Curation Conclusions

The accepted disease model is that AMKL is heterogeneous in origin but convergent in output: a block of terminal megakaryocyte differentiation with retained megakaryoblast self-renewal, plus marrow stromal fibrosis driven by megakaryocyte-derived growth factors. Two clinically distinct contexts dominate: (1) Down syndrome-associated myeloid leukemia (ML-DS), driven by GATA1 truncating mutations on a constitutional trisomy 21 background and preceded by transient abnormal myelopoiesis; and (2) non-DS AMKL, dominated in infants by the t(1;22) RBM15-MKL1 fusion and in older children by the recurrent fusion oncogenes CBFA2T3-GLIS2 (most common, very poor prognosis), NUP98-KDM5A (high relapse risk, near-universal cooperating RB1 loss), KMT2A rearrangements, and HOX-cluster fusions (HOXr; ~14%, favorable prognosis with cooperating MPL mutations). Cooperating SNVs/indels in JAK/STAT, cohesin/CTCF, and RAS pathways further stratify outcome within fusion subgroups. Treatment is risk-adapted: reduced-intensity cytarabine-based chemotherapy for ML-DS (5-year OS approaching 90%), full intensity multi-agent AML induction for non-DS AMKL with allogeneic HSCT in first remission considered for high-risk fusion subgroups.

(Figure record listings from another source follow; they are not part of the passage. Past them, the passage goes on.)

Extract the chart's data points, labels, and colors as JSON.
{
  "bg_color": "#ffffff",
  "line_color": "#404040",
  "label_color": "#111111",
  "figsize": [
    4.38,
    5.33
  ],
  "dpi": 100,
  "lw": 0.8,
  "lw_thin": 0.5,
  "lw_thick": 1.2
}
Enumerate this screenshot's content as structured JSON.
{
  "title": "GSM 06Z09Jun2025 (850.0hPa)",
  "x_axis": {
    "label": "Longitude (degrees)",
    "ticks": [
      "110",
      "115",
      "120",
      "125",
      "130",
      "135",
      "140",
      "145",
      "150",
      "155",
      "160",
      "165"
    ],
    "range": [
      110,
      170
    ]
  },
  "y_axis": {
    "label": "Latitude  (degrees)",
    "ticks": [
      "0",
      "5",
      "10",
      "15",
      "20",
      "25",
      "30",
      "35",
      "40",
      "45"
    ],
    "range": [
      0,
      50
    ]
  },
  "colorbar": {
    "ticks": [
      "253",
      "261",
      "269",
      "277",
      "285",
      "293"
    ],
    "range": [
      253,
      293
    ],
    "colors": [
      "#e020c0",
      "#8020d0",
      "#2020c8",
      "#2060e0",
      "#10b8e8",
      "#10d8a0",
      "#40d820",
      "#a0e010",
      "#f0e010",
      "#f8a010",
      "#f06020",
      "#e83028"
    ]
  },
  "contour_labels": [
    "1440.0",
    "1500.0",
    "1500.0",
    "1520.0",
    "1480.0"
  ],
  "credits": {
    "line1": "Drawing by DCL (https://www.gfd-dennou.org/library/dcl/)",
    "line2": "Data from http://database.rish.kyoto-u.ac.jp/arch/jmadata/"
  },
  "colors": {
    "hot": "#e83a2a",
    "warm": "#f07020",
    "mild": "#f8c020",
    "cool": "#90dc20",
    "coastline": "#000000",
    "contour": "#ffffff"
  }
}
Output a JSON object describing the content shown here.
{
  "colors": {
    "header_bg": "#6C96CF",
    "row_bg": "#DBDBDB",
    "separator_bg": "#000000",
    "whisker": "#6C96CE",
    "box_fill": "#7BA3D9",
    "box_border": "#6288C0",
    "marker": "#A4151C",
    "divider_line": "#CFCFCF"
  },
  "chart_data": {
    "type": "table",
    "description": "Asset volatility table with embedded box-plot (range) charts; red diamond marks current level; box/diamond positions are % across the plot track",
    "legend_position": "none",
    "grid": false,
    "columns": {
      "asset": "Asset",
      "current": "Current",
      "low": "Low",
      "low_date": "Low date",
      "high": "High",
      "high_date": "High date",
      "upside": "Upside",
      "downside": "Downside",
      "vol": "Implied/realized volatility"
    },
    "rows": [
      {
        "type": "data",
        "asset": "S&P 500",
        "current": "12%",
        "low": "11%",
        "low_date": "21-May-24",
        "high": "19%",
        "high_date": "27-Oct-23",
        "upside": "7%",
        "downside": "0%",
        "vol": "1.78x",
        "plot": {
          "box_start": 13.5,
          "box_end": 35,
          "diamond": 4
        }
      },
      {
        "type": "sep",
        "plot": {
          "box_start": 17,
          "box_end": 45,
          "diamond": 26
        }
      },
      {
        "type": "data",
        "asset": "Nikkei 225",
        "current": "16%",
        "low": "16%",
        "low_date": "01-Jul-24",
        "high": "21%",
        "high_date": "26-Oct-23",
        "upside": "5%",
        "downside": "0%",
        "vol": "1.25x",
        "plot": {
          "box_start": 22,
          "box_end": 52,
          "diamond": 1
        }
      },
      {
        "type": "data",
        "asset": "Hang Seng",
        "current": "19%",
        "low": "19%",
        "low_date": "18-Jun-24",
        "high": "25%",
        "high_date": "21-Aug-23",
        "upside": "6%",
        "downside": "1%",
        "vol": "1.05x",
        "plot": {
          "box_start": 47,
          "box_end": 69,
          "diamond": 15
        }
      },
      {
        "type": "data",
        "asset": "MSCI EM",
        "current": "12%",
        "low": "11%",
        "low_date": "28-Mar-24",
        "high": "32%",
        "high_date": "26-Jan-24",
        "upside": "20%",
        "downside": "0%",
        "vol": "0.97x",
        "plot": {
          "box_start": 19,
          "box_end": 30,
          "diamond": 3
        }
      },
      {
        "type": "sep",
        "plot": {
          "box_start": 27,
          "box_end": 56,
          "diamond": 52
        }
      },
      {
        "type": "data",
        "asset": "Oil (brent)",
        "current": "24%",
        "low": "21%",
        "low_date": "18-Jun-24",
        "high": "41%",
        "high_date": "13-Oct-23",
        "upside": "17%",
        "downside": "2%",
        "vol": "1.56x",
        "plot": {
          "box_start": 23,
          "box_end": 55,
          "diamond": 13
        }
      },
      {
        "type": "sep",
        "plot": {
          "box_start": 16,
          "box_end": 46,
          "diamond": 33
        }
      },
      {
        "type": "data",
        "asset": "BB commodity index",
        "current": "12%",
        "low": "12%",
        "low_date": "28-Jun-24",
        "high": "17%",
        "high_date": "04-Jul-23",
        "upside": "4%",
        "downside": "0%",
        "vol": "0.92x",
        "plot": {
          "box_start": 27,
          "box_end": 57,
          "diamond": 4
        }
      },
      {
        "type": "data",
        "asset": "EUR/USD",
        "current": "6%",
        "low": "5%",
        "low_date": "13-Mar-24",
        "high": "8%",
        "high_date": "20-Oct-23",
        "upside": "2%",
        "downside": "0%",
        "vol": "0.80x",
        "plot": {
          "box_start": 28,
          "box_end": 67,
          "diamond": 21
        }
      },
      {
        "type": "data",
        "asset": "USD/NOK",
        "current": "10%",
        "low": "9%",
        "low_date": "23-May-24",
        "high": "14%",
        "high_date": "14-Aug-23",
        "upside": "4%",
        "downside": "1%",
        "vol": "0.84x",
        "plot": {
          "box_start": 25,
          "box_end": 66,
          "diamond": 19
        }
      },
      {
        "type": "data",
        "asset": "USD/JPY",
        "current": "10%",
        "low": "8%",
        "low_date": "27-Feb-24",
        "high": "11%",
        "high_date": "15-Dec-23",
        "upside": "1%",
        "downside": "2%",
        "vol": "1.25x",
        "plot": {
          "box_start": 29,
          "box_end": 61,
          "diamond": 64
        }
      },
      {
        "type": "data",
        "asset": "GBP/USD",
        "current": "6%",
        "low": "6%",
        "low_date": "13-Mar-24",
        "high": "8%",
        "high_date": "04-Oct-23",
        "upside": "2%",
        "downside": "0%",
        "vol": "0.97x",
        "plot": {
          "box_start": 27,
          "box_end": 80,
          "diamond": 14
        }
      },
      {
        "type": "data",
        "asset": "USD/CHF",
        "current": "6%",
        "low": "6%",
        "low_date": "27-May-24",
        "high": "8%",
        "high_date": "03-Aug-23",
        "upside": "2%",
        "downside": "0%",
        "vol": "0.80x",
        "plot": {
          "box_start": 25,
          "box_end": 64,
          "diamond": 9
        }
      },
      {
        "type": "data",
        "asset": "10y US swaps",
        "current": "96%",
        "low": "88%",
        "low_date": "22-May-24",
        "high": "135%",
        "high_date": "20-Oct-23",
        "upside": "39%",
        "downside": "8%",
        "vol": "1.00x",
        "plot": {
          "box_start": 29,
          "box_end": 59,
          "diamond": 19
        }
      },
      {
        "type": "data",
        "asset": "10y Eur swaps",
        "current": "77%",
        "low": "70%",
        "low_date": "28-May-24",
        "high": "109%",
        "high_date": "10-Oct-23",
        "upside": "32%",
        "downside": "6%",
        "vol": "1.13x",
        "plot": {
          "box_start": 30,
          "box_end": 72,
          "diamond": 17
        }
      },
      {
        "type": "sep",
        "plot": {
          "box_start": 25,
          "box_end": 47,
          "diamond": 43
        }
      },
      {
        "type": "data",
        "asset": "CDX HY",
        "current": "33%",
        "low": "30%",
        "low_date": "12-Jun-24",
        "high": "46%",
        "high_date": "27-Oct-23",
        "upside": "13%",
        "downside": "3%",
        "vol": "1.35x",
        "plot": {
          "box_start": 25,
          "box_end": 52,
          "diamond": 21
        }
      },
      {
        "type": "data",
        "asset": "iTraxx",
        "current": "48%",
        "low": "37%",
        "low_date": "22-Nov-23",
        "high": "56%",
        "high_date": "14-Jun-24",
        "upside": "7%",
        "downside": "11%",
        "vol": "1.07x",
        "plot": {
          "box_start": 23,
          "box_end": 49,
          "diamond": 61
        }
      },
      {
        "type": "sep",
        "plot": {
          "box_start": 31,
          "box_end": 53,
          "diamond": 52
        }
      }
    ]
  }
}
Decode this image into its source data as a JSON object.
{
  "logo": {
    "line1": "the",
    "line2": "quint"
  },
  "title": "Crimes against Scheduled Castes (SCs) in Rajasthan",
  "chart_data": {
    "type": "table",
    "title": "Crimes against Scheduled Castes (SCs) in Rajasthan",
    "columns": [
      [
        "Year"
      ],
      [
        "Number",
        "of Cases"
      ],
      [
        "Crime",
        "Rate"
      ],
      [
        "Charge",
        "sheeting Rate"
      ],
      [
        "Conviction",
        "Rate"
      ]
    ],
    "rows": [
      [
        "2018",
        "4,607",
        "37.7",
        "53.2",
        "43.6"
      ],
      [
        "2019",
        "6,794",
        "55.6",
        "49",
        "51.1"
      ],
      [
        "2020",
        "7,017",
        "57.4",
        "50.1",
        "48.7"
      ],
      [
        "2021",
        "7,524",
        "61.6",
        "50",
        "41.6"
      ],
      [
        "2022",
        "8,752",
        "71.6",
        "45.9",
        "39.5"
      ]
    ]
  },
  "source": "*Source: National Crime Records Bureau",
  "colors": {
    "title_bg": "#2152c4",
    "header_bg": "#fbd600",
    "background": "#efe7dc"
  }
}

The curation reflects this model with structured pathophysiology nodes for each major fusion oncogene, a node for cooperating mutations, an accumulation/marrow failure node, structured subtypes with MONDO grounding where available, and treatment evidence. The originally cited PMID:16166640 IN_VITRO evidence item was removed because its snippet conveyed HUMAN_CLINICAL background context that is more appropriately and directly evidenced by PMID:12172547.